Clinical peripheral neuropathy is a rare complication of treatment with carboplatin. Three comparative studies confirmed that carboplatin at conventional doses is less neurotoxic than cisplatin6-8; neurotoxicity occurred in only 6% of patients receiving carboplatin alone and was clinically mild.9 To our knowledge there are no detailed reports of severe peripheral neuropathy in patients given carboplatin. In one study involving very high dose therapy with carboplatin (2 g/m2), cyclophosphamide (6 g/m2), and etoposide (625 mg/m2) followed by autologous bone marrow transplantation for metastatic breast cancer, one patient (out of 28) had a “severe peripheral neuropathy”, but no clinical details were provided.10
The occurrence of severe neuropathy with very high dose carboplatin is in keeping with the dose related neurotoxicity of platinium compounds. In one study, five of 13 patients receiving “ultra high dose” cisplatin (30 to 40 mg/m2/day for five days) developed a severe ataxic neuropathy (requiring the use of a cane or wheelchair in four) nine to 12 weeks after the outset of chemotherapy.8 11 The mode of onset was different from that in our patients but, interestingly, they had a very similar severe ataxia.

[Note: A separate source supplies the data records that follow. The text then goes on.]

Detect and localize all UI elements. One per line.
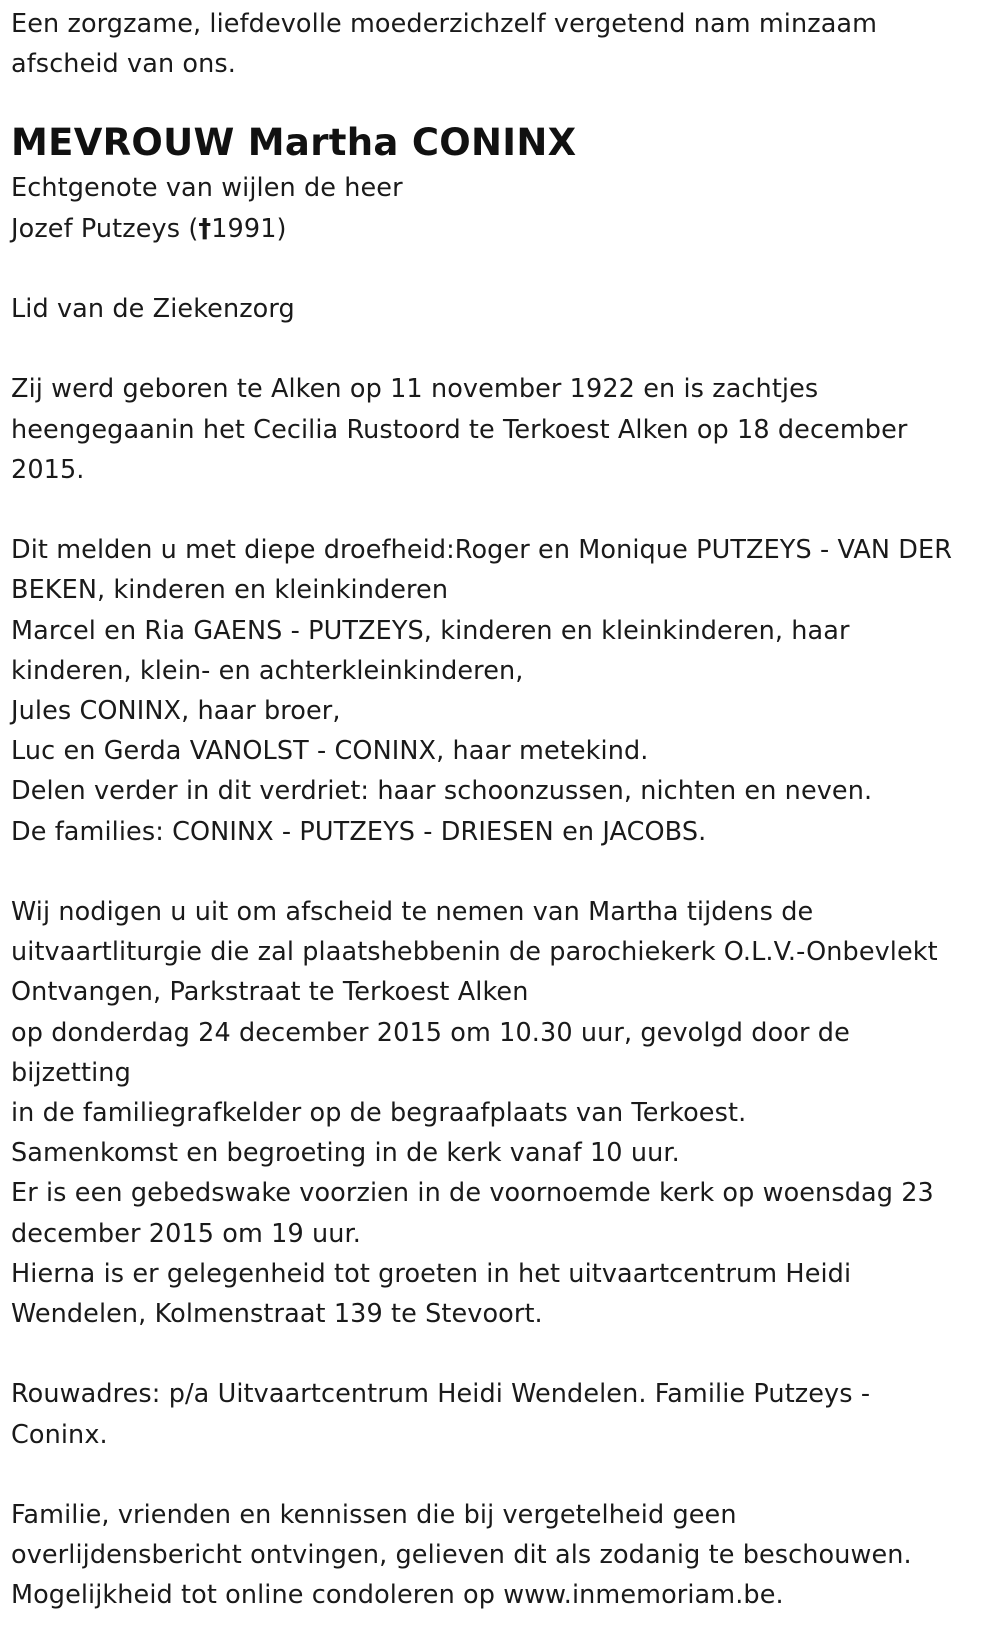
family-line: Dit melden u met diepe droefheid:Roger en Monique PUTZEYS - VAN DER	[11, 535, 953, 566]
funeral-line: Er is een gebedswake voorzien in de voornoemde kerk op woensdag 23	[11, 1178, 934, 1209]
funeral-line: december 2015 om 19 uur.	[11, 1218, 361, 1249]
spouse-death-year: 1991)	[211, 213, 287, 244]
family-line: Marcel en Ria GAENS - PUTZEYS, kinderen en kleinkinderen, haar	[11, 615, 850, 646]
spacer	[11, 1334, 992, 1374]
family-line: Luc en Gerda VANOLST - CONINX, haar metekind.	[11, 736, 649, 767]
family-line: Jules CONINX, haar broer,	[11, 696, 341, 726]
closing-line: Familie, vrienden en kennissen die bij vergetelheid geen	[11, 1500, 737, 1531]
spacer	[11, 490, 992, 530]
birth-death-paragraph	[11, 369, 992, 490]
funeral-line: Ontvangen, Parkstraat te Terkoest Alken	[11, 977, 529, 1008]
intro-paragraph	[11, 4, 992, 84]
closing-line: Mogelijkheid tot online condoleren op www.inmemoriam.be.	[11, 1580, 784, 1611]
spouse-paragraph	[11, 168, 992, 248]
address-line: Coninx.	[11, 1419, 108, 1450]
funeral-line: in de familiegrafkelder op de begraafplaats van Terkoest.	[11, 1098, 747, 1129]
funeral-line: uitvaartliturgie die zal plaatshebbenin de parochiekerk O.L.V.-Onbevlekt	[11, 937, 938, 968]
cross-icon: †	[198, 213, 212, 244]
birth-death-line: Zij werd geboren te Alken op 11 november 1922 en is zachtjes	[11, 374, 819, 405]
spacer	[11, 249, 992, 289]
funeral-line: bijzetting	[11, 1057, 131, 1088]
birth-death-line: 2015.	[11, 454, 85, 485]
closing-line: overlijdensbericht ontvingen, gelieven dit als zodanig te beschouwen.	[11, 1540, 912, 1571]
deceased-name-title: MEVROUW Martha CONINX	[11, 121, 577, 165]
funeral-line: Wij nodigen u uit om afscheid te nemen van Martha tijdens de	[11, 897, 814, 927]
funeral-line: op donderdag 24 december 2015 om 10.30 uur, gevolgd door de	[11, 1017, 850, 1048]
funeral-paragraph	[11, 892, 992, 1334]
birth-death-line: heengegaanin het Cecilia Rustoord te Terkoest Alken op 18 december	[11, 414, 908, 445]
intro-line: afscheid van ons.	[11, 49, 236, 80]
closing-paragraph	[11, 1495, 992, 1616]
funeral-line: Hierna is er gelegenheid tot groeten in het uitvaartcentrum Heidi	[11, 1258, 852, 1289]
funeral-line: Samenkomst en begroeting in de kerk vanaf 10 uur.	[11, 1138, 680, 1169]
spacer	[11, 852, 992, 892]
address-line: Rouwadres: p/a Uitvaartcentrum Heidi Wendelen. Familie Putzeys -	[11, 1379, 871, 1410]
spouse-line	[11, 209, 992, 249]
family-line: De families: CONINX - PUTZEYS - DRIESEN en JACOBS.	[11, 816, 707, 847]
funeral-line: Wendelen, Kolmenstraat 139 te Stevoort.	[11, 1299, 543, 1330]
spouse-line: Echtgenote van wijlen de heer	[11, 173, 403, 204]
spacer	[11, 1455, 992, 1495]
intro-line: Een zorgzame, liefdevolle moederzichzelf vergetend nam minzaam	[11, 9, 878, 39]
spouse-name: Jozef Putzeys (	[11, 213, 199, 244]
family-line: kinderen, klein- en achterkleinkinderen,	[11, 655, 524, 686]
family-paragraph	[11, 530, 992, 852]
spacer	[11, 329, 992, 369]
membership-line: Lid van de Ziekenzorg	[11, 294, 295, 324]
family-line: BEKEN, kinderen en kleinkinderen	[11, 575, 449, 606]
address-paragraph	[11, 1374, 992, 1454]
family-line: Delen verder in dit verdriet: haar schoonzussen, nichten en neven.	[11, 776, 873, 807]
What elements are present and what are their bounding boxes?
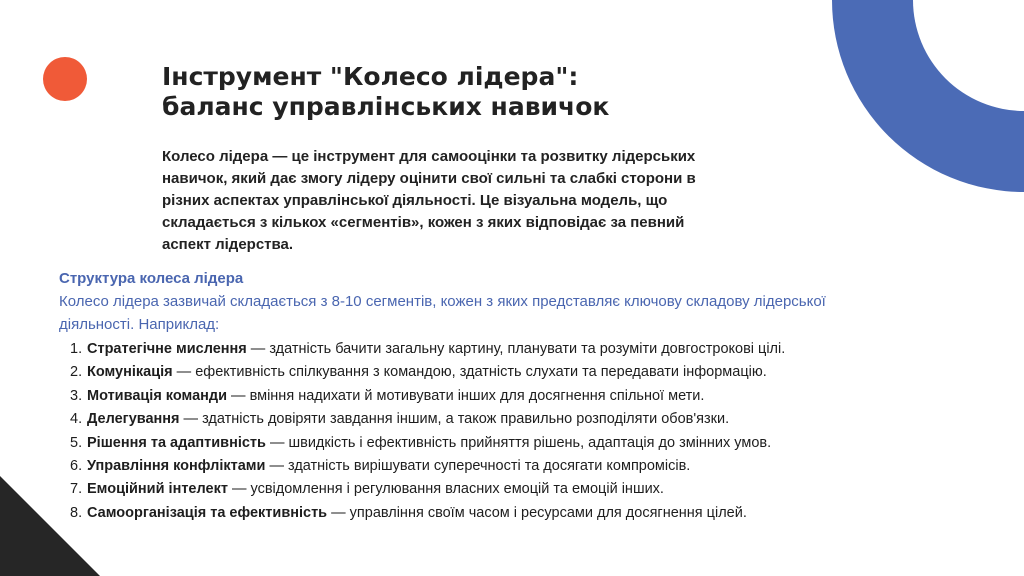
list-item-number: 5. — [70, 434, 83, 451]
intro-line: навичок, який дає змогу лідеру оцінити свої сильні та слабкі сторони в — [162, 170, 696, 187]
list-item — [59, 432, 999, 455]
list-item-term: Стратегічне мислення — [87, 341, 247, 357]
structure-section — [59, 268, 999, 525]
ring-inner-hole — [913, 0, 1024, 111]
list-item-term: Самоорганізація та ефективність — [87, 504, 328, 521]
list-item-description: — усвідомлення і регулювання власних емоцій та емоцій інших. — [227, 481, 664, 498]
list-item-number: 8. — [70, 504, 83, 521]
intro-line: Колесо лідера — це інструмент для самооцінки та розвитку лідерських — [162, 148, 696, 165]
list-item — [59, 455, 999, 478]
orange-circle-shape — [43, 57, 87, 101]
decorative-ring-shape — [832, 0, 1024, 192]
list-item-description: — швидкість і ефективність прийняття рішень, адаптація до змінних умов. — [265, 434, 772, 451]
intro-line: різних аспектах управлінської діяльності. Це візуальна модель, що — [162, 192, 668, 209]
list-item-term: Мотивація команди — [87, 387, 228, 404]
list-item-description: — здатність бачити загальну картину, планувати та розуміти довгострокові цілі. — [246, 341, 786, 357]
list-item-term: Рішення та адаптивність — [87, 434, 266, 451]
structure-description — [59, 290, 999, 336]
structure-description-line: Колесо лідера зазвичай складається з 8-10 сегментів, кожен з яких представляє ключову складову лідерської — [59, 293, 826, 310]
list-item-description: — управління своїм часом і ресурсами для досягнення цілей. — [327, 504, 747, 521]
list-item-term: Комунікація — [87, 364, 173, 381]
structure-description-line: діяльності. Наприклад: — [59, 316, 220, 333]
list-item — [59, 502, 999, 525]
slide-title-line-2: баланс управлінських навичок — [162, 92, 610, 121]
list-item-number: 6. — [70, 458, 83, 475]
list-item-description: — здатність вирішувати суперечності та досягати компромісів. — [265, 458, 691, 475]
structure-heading: Структура колеса лідера — [59, 270, 244, 287]
list-item — [59, 338, 999, 361]
list-item-term: Емоційний інтелект — [87, 481, 228, 498]
list-item — [59, 385, 999, 408]
list-item-number: 1. — [70, 341, 83, 357]
list-item-number: 7. — [70, 481, 83, 498]
list-item-number: 2. — [70, 364, 83, 381]
list-item-term: Делегування — [87, 411, 180, 428]
intro-line: аспект лідерства. — [162, 236, 294, 253]
intro-paragraph — [162, 146, 782, 256]
list-item — [59, 478, 999, 501]
list-item-term: Управління конфліктами — [87, 458, 266, 475]
list-item-description: — ефективність спілкування з командою, здатність слухати та передавати інформацію. — [172, 364, 767, 381]
list-item — [59, 361, 999, 384]
list-item-number: 4. — [70, 411, 83, 428]
list-item-description: — здатність довіряти завдання іншим, а також правильно розподіляти обов'язки. — [179, 411, 730, 428]
list-item — [59, 408, 999, 431]
slide-title-line-1: Інструмент "Колесо лідера": — [162, 62, 579, 91]
list-item-number: 3. — [70, 387, 83, 404]
intro-line: складається з кількох «сегментів», кожен з яких відповідає за певний — [162, 214, 685, 231]
skills-list — [59, 338, 999, 525]
slide-title — [162, 62, 609, 122]
list-item-description: — вміння надихати й мотивувати інших для досягнення спільної мети. — [227, 387, 705, 404]
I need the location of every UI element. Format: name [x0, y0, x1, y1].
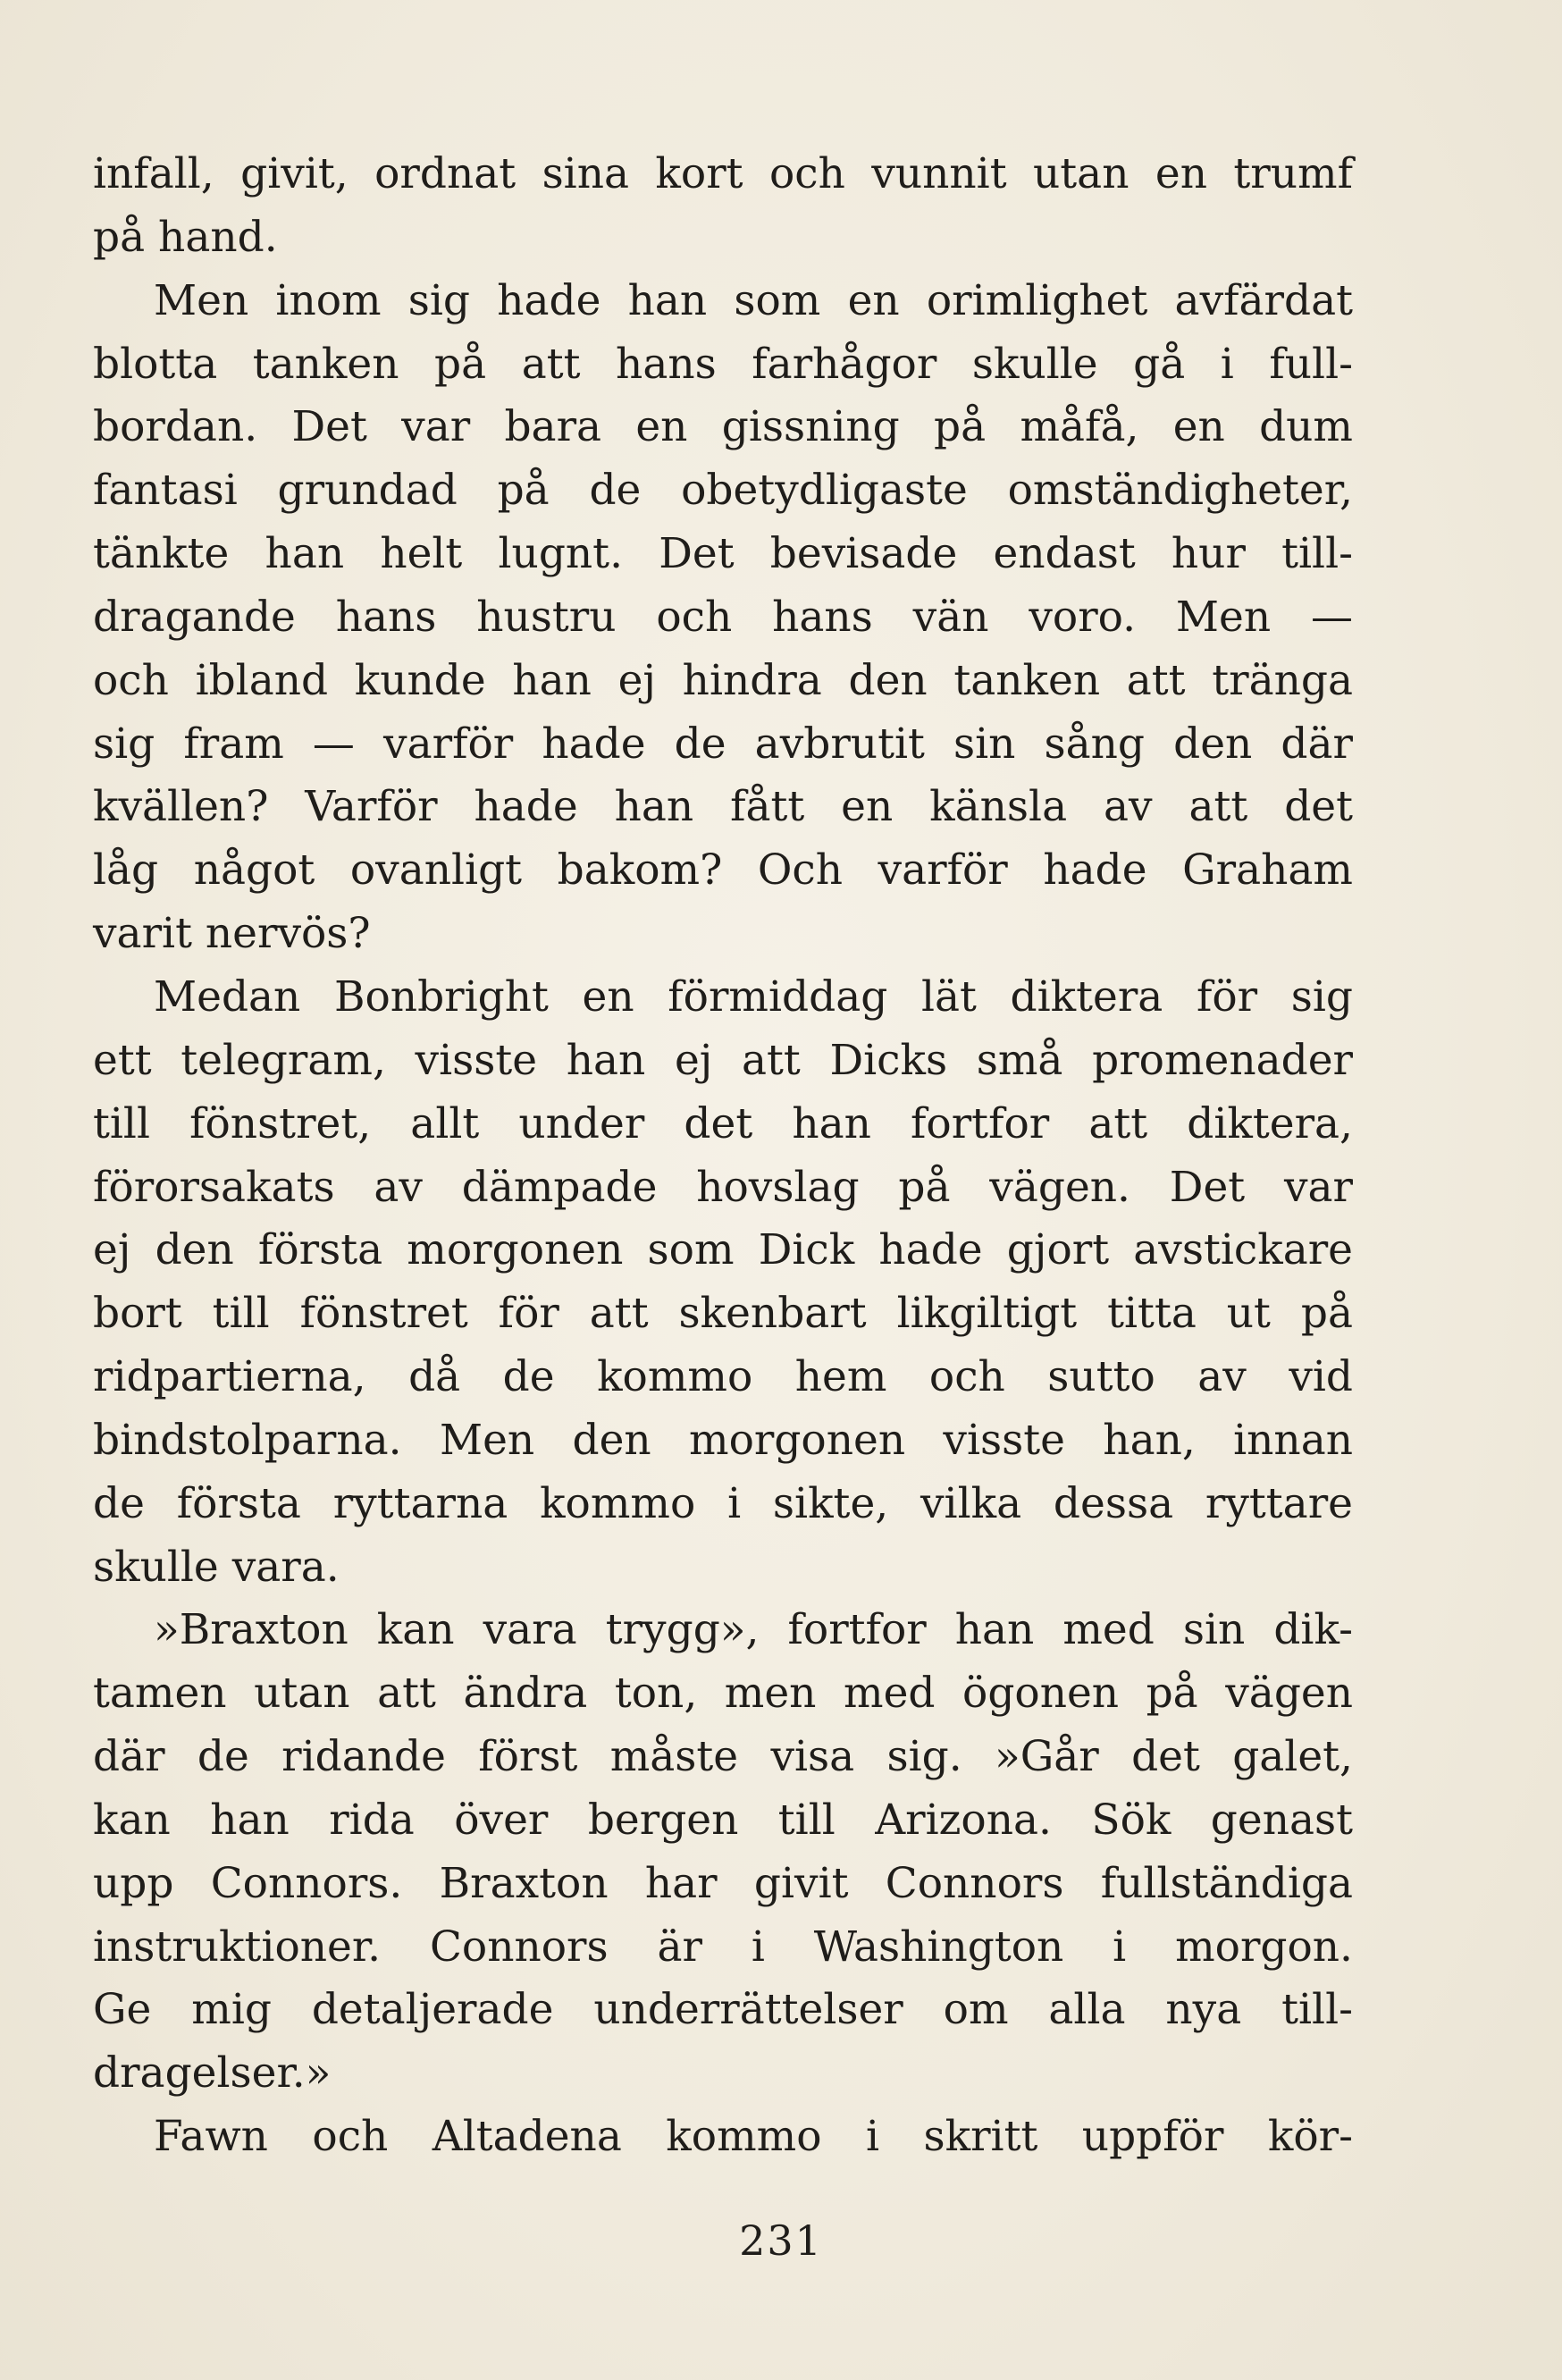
text-line: där de ridande först måste visa sig. »Går det galet, [93, 1732, 1353, 1782]
text-line: varit nervös? [93, 909, 371, 959]
text-line: Medan Bonbright en förmiddag lät diktera för sig [154, 971, 1353, 1022]
text-line: kan han rida över bergen till Arizona. Sök genast [93, 1795, 1353, 1845]
text-line: tänkte han helt lugnt. Det bevisade endast hur till- [93, 529, 1353, 579]
text-line: instruktioner. Connors är i Washington i morgon. [93, 1922, 1353, 1972]
text-line: ett telegram, visste han ej att Dicks små promenader [93, 1035, 1353, 1085]
text-line: bindstolparna. Men den morgonen visste han, innan [93, 1415, 1353, 1465]
text-line: ridpartierna, då de kommo hem och sutto av vid [93, 1352, 1353, 1402]
text-line: bordan. Det var bara en gissning på måfå, en dum [93, 402, 1353, 452]
text-line: upp Connors. Braxton har givit Connors fullständiga [93, 1858, 1353, 1908]
text-line: förorsakats av dämpade hovslag på vägen. Det var [93, 1162, 1353, 1212]
text-line: Fawn och Altadena kommo i skritt uppför kör- [154, 2112, 1353, 2162]
text-line: kvällen? Varför hade han fått en känsla av att det [93, 782, 1353, 832]
paragraph-3 [93, 966, 1353, 1599]
text-line: Men inom sig hade han som en orimlighet avfärdat [154, 275, 1353, 325]
text-line: låg något ovanligt bakom? Och varför hade Graham [93, 845, 1353, 896]
text-line: på hand. [93, 212, 278, 262]
paragraph-5 [93, 2106, 1353, 2169]
text-line: bort till fönstret för att skenbart likgiltigt titta ut på [93, 1289, 1353, 1339]
paragraph-2 [93, 270, 1353, 966]
text-line: dragelser.» [93, 2048, 332, 2098]
text-line: fantasi grundad på de obetydligaste omständigheter, [93, 466, 1353, 516]
text-line: ej den första morgonen som Dick hade gjort avstickare [93, 1225, 1353, 1275]
text-line: till fönstret, allt under det han fortfor att diktera, [93, 1098, 1353, 1148]
page-number: 231 [739, 2216, 823, 2265]
text-line: Ge mig detaljerade underrättelser om alla nya till- [93, 1985, 1353, 2035]
text-line: infall, givit, ordnat sina kort och vunnit utan en trumf [93, 149, 1353, 198]
paragraph-4 [93, 1599, 1353, 2106]
text-line: skulle vara. [93, 1542, 340, 1592]
body-text [93, 143, 1353, 2169]
text-line: tamen utan att ändra ton, men med ögonen på vägen [93, 1669, 1353, 1719]
paragraph-1 [93, 143, 1353, 270]
text-line: blotta tanken på att hans farhågor skulle gå i full- [93, 339, 1353, 389]
text-line: sig fram — varför hade de avbrutit sin sång den där [93, 719, 1353, 769]
text-line: och ibland kunde han ej hindra den tanken att tränga [93, 655, 1353, 705]
text-line: »Braxton kan vara trygg», fortfor han med sin dik- [154, 1605, 1353, 1655]
text-line: dragande hans hustru och hans vän voro. Men — [93, 592, 1353, 642]
text-line: de första ryttarna kommo i sikte, vilka dessa ryttare [93, 1478, 1353, 1528]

In conclusion, although our patients had a mild neuropathy before carboplatin treatment, we think that the severe neuropathy we found was mainly caused by carboplatin, for the following reasons: (1) the onset of the neuropathy closely followed the administration of carboplatin;(2) in clinical terms, the large sensory fibres were predominantly affected, as with platinum compounds, and the neuropathy resembled that found with very high dose cisplatin; (3) the other drugs in the high dose regimen cannot alone explain this neuropathy. However, a synergistic effect of VP-16 and IFM and a cumulative effect with cisplatin are conceivable.
Although carboplatin is less neurotoxic than cisplatin at conventional doses, its use at a very high dose in multidrug chemotherapy in patients previously treated by cisplatin for advanced carcinomas should be carefully clinically monitored. The rapid occurrence or worsening of symptoms and signs of neuropathy should lead to the consideration of withdrawal of carboplatin from treatment, to avoid a long lasting disabling neuropathy.